Honda shows off new business jet design based on high-heeled shoe
Late founder Soichiro Honda always wanted to add jet to carmaker's lineup
Honda, known for making motorcycles and cars, is showing its new sleek business jet in Japan for the first time, billing it as quiet, quick and green.
The jet, on show at Tokyo's Haneda airport on Thursday, is the culmination of founder Soichiro Honda's longtime dream to have a plane in Honda Motor Co.'s lineup.
Honda Aircraft Chief Michimasa Fujino told reporters he hopes it will become available within a few years in Japan, where regulation means the private jet market is almost nonexistent.
Currently, the jet is on sale in the United States and Europe.
Starting at $4.5M
"I know people are working hard for deregulation," Fujino told reporters. "It won't happen immediately but there is a chance in the long run."
He said Japanese government officials and others for whom saving time is critical should use such jets and fight the "fat cat image" of flying on executive jets.
Potential is also great for China and the rest of Asia, where demand is likely to overtake South America's by 2020, Fujino said.
Development of a jet began in 1986 at Honda, several years before the death of its founder in 1991.
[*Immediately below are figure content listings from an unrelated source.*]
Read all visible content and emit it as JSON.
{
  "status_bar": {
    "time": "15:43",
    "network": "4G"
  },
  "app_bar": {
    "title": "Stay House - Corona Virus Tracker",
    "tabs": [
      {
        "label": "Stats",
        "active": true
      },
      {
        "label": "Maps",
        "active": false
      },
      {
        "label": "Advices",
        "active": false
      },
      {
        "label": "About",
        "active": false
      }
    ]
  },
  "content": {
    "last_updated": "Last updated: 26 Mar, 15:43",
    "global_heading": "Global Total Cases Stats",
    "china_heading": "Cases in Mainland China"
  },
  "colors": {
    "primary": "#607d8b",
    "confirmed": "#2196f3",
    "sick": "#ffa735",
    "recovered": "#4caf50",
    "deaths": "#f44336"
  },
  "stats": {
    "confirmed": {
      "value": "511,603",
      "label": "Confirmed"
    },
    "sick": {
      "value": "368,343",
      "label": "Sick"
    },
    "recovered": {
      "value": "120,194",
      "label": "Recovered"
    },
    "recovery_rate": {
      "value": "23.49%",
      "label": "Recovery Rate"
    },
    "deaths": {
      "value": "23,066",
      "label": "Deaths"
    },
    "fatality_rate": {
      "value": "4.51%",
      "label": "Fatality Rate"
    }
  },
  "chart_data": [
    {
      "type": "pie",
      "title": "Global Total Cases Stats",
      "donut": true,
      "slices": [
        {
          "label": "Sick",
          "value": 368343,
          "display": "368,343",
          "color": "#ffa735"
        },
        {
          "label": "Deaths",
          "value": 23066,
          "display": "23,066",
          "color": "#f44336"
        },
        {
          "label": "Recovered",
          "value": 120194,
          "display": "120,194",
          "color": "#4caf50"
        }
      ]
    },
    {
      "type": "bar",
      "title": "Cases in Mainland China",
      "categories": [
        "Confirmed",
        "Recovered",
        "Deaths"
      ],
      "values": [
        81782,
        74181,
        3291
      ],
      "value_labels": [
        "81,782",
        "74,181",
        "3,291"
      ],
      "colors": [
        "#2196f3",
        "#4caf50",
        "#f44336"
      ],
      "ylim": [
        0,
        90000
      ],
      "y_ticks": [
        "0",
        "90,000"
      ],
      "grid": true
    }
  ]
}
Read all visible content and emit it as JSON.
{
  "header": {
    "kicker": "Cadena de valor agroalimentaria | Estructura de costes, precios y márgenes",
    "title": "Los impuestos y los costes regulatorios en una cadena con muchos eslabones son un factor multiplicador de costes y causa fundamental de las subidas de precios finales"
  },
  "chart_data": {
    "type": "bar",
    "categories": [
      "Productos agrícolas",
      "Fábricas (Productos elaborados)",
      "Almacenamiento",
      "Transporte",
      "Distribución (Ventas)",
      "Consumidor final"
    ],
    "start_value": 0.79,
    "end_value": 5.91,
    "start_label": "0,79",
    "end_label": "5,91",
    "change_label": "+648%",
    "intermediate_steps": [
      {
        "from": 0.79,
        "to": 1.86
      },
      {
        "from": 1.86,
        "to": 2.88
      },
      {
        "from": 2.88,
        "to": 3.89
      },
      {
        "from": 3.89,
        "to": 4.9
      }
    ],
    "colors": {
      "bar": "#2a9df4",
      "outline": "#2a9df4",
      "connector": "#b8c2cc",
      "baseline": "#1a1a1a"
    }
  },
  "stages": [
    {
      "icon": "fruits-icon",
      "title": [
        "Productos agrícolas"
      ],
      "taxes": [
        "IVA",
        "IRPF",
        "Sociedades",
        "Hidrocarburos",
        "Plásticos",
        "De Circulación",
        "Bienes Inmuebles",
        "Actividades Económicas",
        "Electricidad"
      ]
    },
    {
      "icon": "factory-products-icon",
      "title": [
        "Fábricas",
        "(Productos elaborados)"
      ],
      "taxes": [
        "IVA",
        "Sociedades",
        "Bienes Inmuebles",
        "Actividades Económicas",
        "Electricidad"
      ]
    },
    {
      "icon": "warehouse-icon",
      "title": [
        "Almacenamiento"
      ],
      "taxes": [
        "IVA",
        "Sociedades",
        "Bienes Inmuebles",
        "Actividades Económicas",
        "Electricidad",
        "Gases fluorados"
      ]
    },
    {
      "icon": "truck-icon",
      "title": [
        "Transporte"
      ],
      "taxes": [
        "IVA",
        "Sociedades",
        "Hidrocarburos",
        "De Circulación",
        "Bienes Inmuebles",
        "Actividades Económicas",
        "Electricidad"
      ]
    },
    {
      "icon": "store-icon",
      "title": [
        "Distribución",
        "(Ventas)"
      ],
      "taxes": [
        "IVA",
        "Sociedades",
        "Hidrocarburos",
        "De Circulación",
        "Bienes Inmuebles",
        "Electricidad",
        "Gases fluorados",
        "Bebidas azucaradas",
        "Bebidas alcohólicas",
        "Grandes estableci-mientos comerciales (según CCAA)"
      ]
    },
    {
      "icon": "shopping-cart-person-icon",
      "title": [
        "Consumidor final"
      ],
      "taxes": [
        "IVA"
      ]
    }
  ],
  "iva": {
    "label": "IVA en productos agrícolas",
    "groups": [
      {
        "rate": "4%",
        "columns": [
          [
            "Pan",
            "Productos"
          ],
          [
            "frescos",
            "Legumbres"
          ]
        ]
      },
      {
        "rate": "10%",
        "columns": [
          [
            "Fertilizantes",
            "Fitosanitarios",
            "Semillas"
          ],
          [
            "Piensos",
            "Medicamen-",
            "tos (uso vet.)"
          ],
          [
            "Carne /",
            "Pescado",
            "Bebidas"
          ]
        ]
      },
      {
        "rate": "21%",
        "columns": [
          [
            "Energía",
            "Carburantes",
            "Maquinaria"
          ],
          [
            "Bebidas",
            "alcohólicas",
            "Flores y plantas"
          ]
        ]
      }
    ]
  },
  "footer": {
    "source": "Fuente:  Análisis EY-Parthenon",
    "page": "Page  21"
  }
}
The HondaJet, as it is called, whose design was based on a Salvatore Ferragamo high-heel shoe, rolled into a hangar at Haneda.
On airshow circuit
The aircraft, built in North Carolina, is set to fly into other airports in Japan, including Sendai and Kobe, before heading to an aviation show in Geneva, Switzerland.
Fujino said the HondaJet adheres to top safety standards and outperforms the equivalent offerings from Cessna of the U.S. and Embraer of Brazil in fuel efficiency and altitude that it can reach.
Honda is out to change the aviation industry in the same way it changed American auto culture, Fujino said.
Honda was instrumental in influencing U.S. auto tastes with its Accord and other popular nifty models offering excellent mileage.
Honda already makes cars, boats, lawn mowers, scooters and the Asimo robot. The HondaJet marks its foray into aviation.
"To offer personal mobility in the skies was the dream of Soichiro Honda and the dream of us Honda men," said Honda President Takanobu Ito. "Today is a symbolic day."